The outline of the project is to develop the creative potential of Baggot Estate through the Baggot Estate Participation Project (BEPP). This is an artist-led Social Sculpture project foregrounding community narratives in crafting a vision for the Estate as a venue for creative exchange and exploration. It includes artist-led interventions, workshops, a publication, an international conference on Social Sculpture and the commission of a public artwork for the Estate reflecting a collective vision. The objective is to foster ongoing community creativity and engagement through The Hunt Museum with Limerick’s public spaces. 
We envision the project, in the long term to move forward the notion of social sculpture concepts and strategies embedded in the work of Joseph Beuys and his 7000 Oak Project. We also acknowledge other projects both local and international, which maintain a commitment to the ecological sustainability of the space we occupy. Working within and expanding upon this existing narrative, Urban Tree Project can develop these concepts and provide the oxygen of publicity that will aim to foster dialogue for the future restoration of our collective space.
Through the platform of the Hunt Museum and its resources, and with the participation of interested stakeholders, the Baggot Estate/Tempered Landscape Project can move forward towards a pedagogical and creative engagement with communities of interest in Limerick.
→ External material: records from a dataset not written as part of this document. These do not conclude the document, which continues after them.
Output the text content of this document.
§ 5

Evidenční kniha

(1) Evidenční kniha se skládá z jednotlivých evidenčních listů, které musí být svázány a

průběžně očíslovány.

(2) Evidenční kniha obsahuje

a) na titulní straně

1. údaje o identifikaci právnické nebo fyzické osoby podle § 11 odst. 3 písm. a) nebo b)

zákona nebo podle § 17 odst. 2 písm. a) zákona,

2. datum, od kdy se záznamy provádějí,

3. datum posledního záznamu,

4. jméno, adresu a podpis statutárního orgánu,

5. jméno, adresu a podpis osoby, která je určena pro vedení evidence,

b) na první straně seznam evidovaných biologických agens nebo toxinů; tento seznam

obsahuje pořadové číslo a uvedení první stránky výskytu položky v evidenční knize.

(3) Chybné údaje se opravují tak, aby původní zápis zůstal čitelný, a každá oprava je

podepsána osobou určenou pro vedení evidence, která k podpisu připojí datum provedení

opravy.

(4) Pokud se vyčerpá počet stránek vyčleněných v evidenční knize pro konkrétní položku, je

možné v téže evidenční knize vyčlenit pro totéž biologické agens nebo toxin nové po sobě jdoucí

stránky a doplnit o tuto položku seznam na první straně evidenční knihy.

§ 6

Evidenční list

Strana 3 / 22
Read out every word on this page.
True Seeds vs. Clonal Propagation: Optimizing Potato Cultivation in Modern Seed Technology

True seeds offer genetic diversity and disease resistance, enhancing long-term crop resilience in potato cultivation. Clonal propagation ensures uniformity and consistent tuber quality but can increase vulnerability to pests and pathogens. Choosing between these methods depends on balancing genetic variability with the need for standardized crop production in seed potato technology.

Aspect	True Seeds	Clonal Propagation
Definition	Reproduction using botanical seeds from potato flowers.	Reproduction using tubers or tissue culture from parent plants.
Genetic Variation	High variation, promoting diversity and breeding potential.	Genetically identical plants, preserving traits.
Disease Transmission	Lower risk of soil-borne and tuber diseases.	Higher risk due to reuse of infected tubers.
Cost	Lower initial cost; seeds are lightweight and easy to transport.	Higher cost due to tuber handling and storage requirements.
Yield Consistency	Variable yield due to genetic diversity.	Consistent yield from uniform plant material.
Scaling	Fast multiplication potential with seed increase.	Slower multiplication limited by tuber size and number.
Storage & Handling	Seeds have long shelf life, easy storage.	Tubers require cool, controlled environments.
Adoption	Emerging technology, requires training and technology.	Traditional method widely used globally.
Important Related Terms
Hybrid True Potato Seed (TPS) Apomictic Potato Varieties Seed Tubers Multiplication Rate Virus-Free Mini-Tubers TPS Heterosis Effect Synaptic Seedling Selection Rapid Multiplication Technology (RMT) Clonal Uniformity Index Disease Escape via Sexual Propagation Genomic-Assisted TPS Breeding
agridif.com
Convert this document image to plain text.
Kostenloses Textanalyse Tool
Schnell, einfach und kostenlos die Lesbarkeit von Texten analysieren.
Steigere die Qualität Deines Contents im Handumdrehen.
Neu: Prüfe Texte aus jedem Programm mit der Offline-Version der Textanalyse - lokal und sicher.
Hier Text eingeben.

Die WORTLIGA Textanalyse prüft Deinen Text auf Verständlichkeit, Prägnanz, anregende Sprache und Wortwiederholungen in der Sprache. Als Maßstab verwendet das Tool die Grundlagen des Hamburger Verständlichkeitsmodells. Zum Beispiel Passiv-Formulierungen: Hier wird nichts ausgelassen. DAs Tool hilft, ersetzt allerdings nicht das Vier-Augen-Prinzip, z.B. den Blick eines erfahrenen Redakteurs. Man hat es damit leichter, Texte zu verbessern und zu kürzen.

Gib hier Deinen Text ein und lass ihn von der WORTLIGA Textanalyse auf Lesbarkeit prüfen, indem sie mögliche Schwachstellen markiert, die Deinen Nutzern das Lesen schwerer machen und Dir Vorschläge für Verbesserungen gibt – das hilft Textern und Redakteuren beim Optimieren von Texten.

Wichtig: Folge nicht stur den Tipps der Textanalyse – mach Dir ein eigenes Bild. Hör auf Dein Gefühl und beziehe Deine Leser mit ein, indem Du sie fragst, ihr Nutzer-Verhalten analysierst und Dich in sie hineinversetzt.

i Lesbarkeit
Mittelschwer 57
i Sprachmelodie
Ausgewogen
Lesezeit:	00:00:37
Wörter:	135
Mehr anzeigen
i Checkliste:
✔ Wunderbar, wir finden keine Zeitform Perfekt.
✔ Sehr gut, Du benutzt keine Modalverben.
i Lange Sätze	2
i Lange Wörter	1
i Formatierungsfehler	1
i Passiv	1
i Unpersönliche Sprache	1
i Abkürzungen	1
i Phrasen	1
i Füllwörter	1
The Hunt Museum: Baggot Estate Participation Project

The project complements the Museum’s objectives in moving beyond the walls of the building and the confines of the display cabinet and echoes the Hunt family’s historic engagement with the archaeology and history of Limerick and the regional landscape.  Through lectures and educational programmes it will link the landscape with the Museum, remind the visitor to the Museum that objects on display derive from a landscape setting, and contribute to the production of a socially engaged project. At the interface between the city and county the project mirrors the Museum’s role at the interface between the past and the present.